Unified communications and collaboration is essential in the business world. Everybody is expected to be available the whole time by whatever means someone wants to contact them. Voice, email, social contact, video all need to be available on multiple devices so people can pick it up wherever they are.
A major trend taking this forward is consumerisation or “bring your own device” (BYOD) in which employees use their own technology rather than a company phone, laptop or tablet. The logic is impeccable. Many employees will have bought a more sophisticated smartphone or other device than their employer is likely to be able to afford en masse, so why not use them?
This has driven a lot of people to the BYOD fold, but this can be a mixed blessing because it’s being adopted in a hurry. In May this year Aruba published a survey that confirmed 69 per cent of enterprises of any size were encouraging staff to bring their own technology, for example.
The danger is that they will fail to consider some of the managerial implications. Daanish Khan, head of marketing and strategy at Formicary Collaboration Group, says that in the rush to duplicate the features a staff member might have on their mobile phone, businesses are failing to look at the impact on the business.
The benefits can be huge, just as the technology can be deceptively complex
People will sign up to a lot of cloud services on their own devices, for example, which may leave the IT department out of the equation. There are compliance issues as well, he says, with social communication needing to work as if it were corporate email and be available for e-discovery.

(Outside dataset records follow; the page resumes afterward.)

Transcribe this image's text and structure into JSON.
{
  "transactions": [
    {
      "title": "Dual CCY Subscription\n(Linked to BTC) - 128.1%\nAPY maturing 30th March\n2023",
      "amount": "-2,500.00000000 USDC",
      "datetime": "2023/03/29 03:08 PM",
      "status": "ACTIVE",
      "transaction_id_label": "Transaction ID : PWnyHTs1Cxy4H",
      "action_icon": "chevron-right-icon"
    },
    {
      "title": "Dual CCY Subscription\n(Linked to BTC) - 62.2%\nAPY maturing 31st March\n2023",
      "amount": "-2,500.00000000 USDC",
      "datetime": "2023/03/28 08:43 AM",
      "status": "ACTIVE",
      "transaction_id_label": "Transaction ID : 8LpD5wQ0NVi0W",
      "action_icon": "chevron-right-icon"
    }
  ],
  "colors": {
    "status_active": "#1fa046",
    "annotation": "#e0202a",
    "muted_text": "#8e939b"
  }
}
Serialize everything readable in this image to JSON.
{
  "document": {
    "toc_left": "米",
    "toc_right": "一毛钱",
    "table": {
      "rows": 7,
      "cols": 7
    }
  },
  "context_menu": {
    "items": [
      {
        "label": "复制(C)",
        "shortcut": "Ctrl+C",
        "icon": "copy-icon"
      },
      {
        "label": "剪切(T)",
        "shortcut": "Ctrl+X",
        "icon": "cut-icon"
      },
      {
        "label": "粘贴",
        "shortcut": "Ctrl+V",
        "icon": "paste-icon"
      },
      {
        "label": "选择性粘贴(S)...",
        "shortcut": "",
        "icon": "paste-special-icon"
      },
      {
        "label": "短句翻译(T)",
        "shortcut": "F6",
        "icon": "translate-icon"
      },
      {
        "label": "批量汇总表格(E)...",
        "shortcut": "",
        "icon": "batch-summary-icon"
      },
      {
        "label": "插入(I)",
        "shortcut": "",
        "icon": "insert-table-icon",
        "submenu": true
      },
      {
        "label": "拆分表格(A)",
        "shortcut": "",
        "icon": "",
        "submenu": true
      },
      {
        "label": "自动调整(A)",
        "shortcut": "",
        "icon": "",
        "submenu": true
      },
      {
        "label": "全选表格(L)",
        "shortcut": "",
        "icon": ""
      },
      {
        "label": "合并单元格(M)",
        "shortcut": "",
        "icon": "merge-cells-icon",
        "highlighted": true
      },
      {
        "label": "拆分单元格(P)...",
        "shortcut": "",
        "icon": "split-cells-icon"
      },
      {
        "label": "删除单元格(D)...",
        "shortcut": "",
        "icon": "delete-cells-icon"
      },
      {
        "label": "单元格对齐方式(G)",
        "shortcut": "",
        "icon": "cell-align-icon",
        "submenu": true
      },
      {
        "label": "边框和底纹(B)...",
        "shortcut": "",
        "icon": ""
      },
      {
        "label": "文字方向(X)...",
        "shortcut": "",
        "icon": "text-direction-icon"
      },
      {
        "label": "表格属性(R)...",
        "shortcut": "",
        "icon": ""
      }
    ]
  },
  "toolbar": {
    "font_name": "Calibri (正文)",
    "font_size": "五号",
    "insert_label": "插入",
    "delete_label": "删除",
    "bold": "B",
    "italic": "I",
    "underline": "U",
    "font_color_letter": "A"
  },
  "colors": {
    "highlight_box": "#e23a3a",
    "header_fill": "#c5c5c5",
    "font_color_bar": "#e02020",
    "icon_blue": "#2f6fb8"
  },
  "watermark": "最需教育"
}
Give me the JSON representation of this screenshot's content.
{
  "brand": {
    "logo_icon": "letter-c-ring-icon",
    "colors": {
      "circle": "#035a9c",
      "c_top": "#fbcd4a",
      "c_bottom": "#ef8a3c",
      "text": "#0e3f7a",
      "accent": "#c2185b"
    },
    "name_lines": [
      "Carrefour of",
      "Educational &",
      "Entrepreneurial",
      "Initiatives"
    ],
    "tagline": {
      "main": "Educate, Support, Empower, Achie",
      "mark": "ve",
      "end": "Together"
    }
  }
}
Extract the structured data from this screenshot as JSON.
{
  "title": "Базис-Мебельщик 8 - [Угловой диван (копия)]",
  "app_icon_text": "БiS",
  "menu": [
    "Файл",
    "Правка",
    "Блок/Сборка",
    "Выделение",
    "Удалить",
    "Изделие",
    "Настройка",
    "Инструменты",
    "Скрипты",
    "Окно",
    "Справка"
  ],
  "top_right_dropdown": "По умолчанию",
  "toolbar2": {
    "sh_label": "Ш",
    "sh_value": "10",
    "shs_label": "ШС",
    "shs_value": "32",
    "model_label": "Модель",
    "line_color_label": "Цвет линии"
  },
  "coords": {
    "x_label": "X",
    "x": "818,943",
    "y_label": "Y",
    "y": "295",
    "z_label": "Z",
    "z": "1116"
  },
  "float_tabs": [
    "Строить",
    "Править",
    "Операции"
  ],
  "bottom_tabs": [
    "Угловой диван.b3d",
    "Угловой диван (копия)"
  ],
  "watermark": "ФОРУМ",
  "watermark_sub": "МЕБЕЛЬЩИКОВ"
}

Another side to BYOD is the increased workload for an IT department which will now be expected to produce apps to mirror corporate systems and applications on the go, which isn’t necessarily an easy task. It is often simpler to decide which particular functions of an application are needed and ensure that an app acts as a conduit to them.
The end-user will, nevertheless, expect the IT department to support his or her enterprise app on whichever mobile platform they happen to own; this would until very recently have involved BlackBerry, Apple iOS and Android, but now Microsoft has emerged as a player. Security – how to stay safe in a BOYD world – as well as functionality is a factor.
The benefits can be huge, though, just as the technology can be deceptively complex. Walking around the Unified Communications Expo show earlier this year at London’s Olympia, you could see a demo of and environment that would flip a call from video on the computer or tablet to a mobile phone and back to the desktop without the caller being interrupted; it looked easy, anyway. You could test headsets from Jabra and Plantronics, you could test new Windows-based handsets, you could look at social media lookalike technology to replace internal email, which is arguably better because it’s searchable and open, and you could play with life-sized video conferencing.
Somewhere along the line this is only just beginning. A few years ago everyone was talking about unified messaging rather than unified communications; just getting a static one-way message to the right in-box and device was considered enough of an achievement.
That has changed forever and people are making the new communications on devices they happen to have in their pockets. This would have been inconceivable only a few years ago. The question now is whether, at this early stage, it’s going to be managed properly, ready for when it needs to scale up?